1. OI type I is selected against once the phenotype from the disease becomes apparent. In other words, natural selection acts upon the disease after reproduction age which is usually around twenties to thirties. Therefore, before menopause in women and age 60 in men, natural selection usually does not act upon the disease. During reproductive age, people with the genotype for OI type I has similar chances to everyone else for finding a mate since the phenotype for the disease is not apparent yet. Therefore, they could still pass on their genes to their offspring and remain in the population. Since the disease is autosomal dominant, only one dominant allele is required from the parent for the offspring to develop the disease. For example, if one affected heterozygous parent mates with a normal parent, half of their offspring will have the genotype for OI type I. The reason why the genes are remained in the population is because the phenotype is not expressed during reproductive age but rather later on in life. This enables them to reproduce as normal individuals and keeping in the gene in the gene pool.
2. In the essay, it states that the amino acid residues 328-429 from the chicken correspond exactly to those in humans. The similarity between the chicken and the human is most likely due to inheritance from a common ancestor. However, the sequence 430-447 in human is different from the chicken. According to the article, this difference might have been caused by divergence from a common ancestor more than 600 million years ago. There could have been a mutation in this segment of the gene that caused them to diverge at the location with the differences. Since this region of the genome sequence is similar, but in different species, they are considered as orthologous sequences.
3. The article stated that the repetitive structure of interstitial collagen genes is caused by serial duplication of the primordial 54-bp exon. There are two ways that this could have occurred. First, a possibility for duplication could have occurred by homologous exchange between the adjacent exons, mediated by chromosome pairing. Secondly, it could have been caused by non-homologous introns breaking and reuniting.

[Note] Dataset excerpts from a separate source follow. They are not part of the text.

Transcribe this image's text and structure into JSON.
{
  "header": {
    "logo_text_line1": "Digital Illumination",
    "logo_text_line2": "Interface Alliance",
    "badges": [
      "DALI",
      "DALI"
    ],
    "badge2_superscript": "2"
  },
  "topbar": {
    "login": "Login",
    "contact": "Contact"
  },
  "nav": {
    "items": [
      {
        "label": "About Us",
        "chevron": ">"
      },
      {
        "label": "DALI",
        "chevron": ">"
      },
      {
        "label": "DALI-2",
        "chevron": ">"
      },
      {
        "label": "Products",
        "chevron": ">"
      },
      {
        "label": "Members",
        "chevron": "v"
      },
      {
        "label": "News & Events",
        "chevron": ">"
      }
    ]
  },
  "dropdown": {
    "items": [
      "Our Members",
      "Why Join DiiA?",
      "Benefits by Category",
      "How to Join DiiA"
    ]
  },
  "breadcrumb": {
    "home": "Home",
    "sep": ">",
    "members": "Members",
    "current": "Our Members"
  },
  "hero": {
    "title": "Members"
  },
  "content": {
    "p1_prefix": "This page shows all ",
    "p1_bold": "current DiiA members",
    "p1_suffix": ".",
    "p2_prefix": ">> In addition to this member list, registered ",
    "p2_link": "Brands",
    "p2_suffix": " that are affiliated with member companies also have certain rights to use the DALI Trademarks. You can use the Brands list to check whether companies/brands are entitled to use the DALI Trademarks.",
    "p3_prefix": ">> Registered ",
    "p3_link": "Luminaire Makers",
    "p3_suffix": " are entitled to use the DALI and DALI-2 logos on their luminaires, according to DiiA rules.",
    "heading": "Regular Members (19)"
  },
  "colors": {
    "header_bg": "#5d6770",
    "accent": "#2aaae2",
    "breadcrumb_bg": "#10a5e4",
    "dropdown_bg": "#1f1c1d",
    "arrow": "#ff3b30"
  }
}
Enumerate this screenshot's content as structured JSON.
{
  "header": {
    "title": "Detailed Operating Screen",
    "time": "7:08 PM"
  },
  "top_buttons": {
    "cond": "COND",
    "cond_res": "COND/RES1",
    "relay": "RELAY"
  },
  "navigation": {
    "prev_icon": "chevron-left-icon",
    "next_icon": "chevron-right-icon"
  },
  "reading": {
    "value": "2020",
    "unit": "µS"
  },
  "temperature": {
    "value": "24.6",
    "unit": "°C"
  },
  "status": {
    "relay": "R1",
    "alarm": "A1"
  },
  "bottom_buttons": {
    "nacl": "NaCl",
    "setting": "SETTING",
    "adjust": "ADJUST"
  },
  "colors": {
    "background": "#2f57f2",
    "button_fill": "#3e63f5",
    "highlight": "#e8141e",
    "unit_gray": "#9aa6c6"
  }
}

4. The process of transcription allows the RNA to form from the DNA. Translation is when the amino acids are formed from the codes of the RNA. After the proteins are translated, they fold according to the genetic code. By studying the folding of proteins, it is possible to compare the normal folding of proteins to the mis-folding of proteins to help understand the disease. By comparing the abnormal to the normal proteins, it is possible to pin-point the location of abnormality. Unlike OI type I, which is usually not acted upon by natural selection since the phenotype shows up in the later stage of life, the phenotype of type II shows up before birth. Since people with type II display the symptoms of osteogenesis imperfecta at throughout their life, natural selection acts against them which make it difficult for them to survive to reproductive age.
5. The reason why this method works is because viral vectors are the injection of viruses which contains genetic information. Basically, the idea is exposing a cell with a virus and once that virus infects that cell, it will block or silence production of a specific protein. In this case for OI, it is the production of proteins that makeup collagen fiber. If there was a regulatory gene mutation in a MSC, then the probability of MSC functioning properly is lowered because the proteins within the cell are changed. As a result, normal collagen are not formed by the MSC and will not help with OI.